Привыкший к упорному труду, я не понимал этого дилетантского отношения к искусству, тем более что это возводилось в принцип. Бедный Варламов! Я уверен, что он написал бы гораздо больше, если бы не его пагубное заблуждение. Но и то, что он оставил, выше похвал и, думается мне, долго проживет.

Ему нравились мои рапсодии, их «лоскутное» построение, основанное на чередовании частей, резко противоположных по характеру. В свою очередь, я находил что-то родственное в музыке Варламова. От его задушевных песен меня бросало в жар и холод. Он и сам был превосходный певец и свои романсы исполнял с неподражаемым мастерством. Заунывное начало и неожиданные, без малейшего перехода, плясовые, жаркие концовки напоминали мне песни венгерских «банд». Это можно понять, потому что песни Варламова часто исполнялись хором цыган, а те, может быть, преувеличивают контрасты варламовской музыки, придавали ей характер венгерских танцев. Вот где я был счастлив — словно вернулся на родину! — среди московских цыган!

Таборные песни я слушал у тамошней знаменитости — Ильи Соколова[110]. Я усаживался прямо на полу, на ковре или на низенькой скамейке, охватив руками колени, и подпевал заунывному началу песни. Потом выступала вперед цыганка Таня, известнейшая в Москве певица и плясунья, уже не молодая, но сохранившая свежесть голоса и гибкость тонкого стана. Ее пляска, подобная венгерской «фриске»[111], которую цыганка исполняла с печальным лицом, была полна удали и сопровождалась пением и выкриками хора. В самой середине пляски Таня останавливалась, замирала, прислушиваясь. И только мелкое дрожание плеч выдавали в ней скрытую, пылкую жизнь песни. Недаром Каталани плакала навзрыд, внимая пению московских цыган. Я также был сам не свой.

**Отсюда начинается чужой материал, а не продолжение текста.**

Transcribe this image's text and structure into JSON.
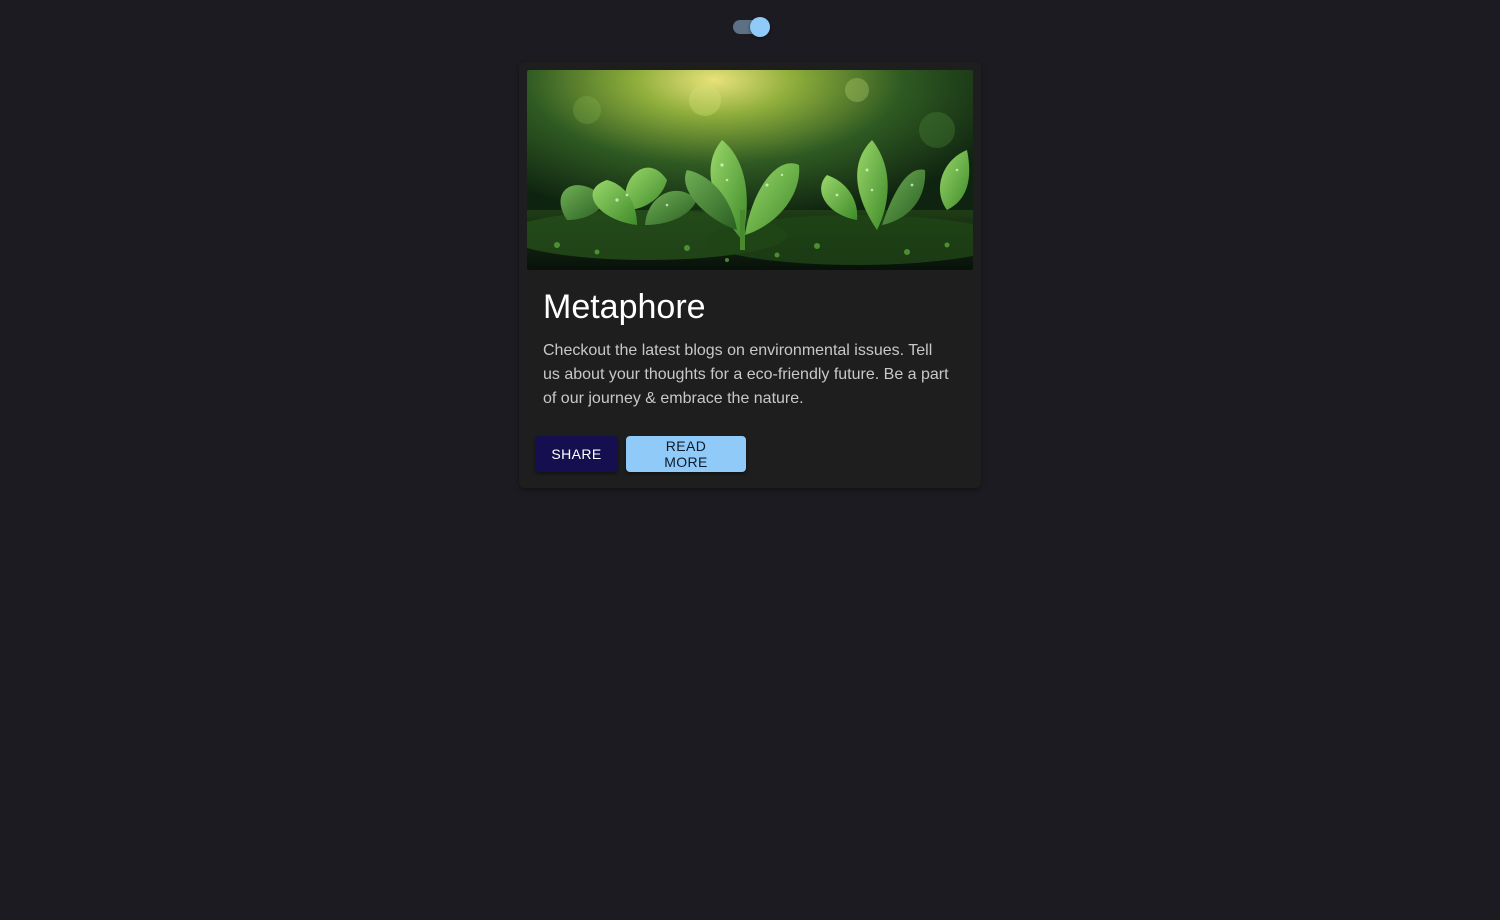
{
  "theme_toggle": {
    "state": "on",
    "icon": "toggle-switch-icon",
    "thumb_color": "#90caf9",
    "track_color": "#5c7186"
  },
  "card": {
    "image": {
      "description_icon": "plant-seedlings-image"
    },
    "title": "Metaphore",
    "text": "Checkout the latest blogs on environmental issues. Tell us about your thoughts for a eco-friendly future. Be a part of our journey & embrace the nature.",
    "actions": {
      "share_label": "SHARE",
      "read_more_label": "READ MORE"
    }
  },
  "colors": {
    "background": "#1c1b21",
    "card": "#1e1e1e",
    "share_button": "#160f4f",
    "read_more_button": "#90caf9"
  }
}
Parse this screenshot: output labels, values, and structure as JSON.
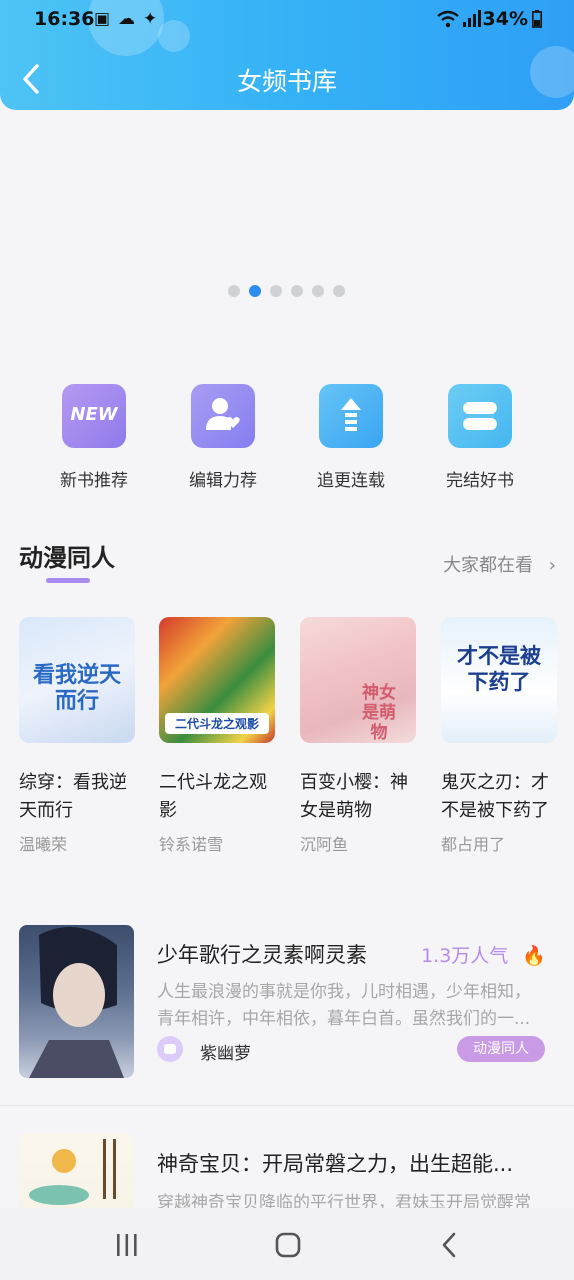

А в Петербурге, куда я вернулся затем, произошла приятная для меня встреча с публикой и мое последнее столкновение с русским царем.

Я играл у князя Юсупова. Император был в соседней комнате. Вдруг этот «римский воин» с обычной своей бесцеремонностью, громко, по-солдатски, вошел в гостиную и, нисколько не умеряя шагов, стуча саблей, прошелся из одного угла в другой и громко заговорил с придворным. Я остановился.

— Что же вы? — обратился он ко мне. — Продолжайте!

Оскорбленный всем его поведением, я ответил:

— Когда ваше величество разговаривает, все должно умолкнуть.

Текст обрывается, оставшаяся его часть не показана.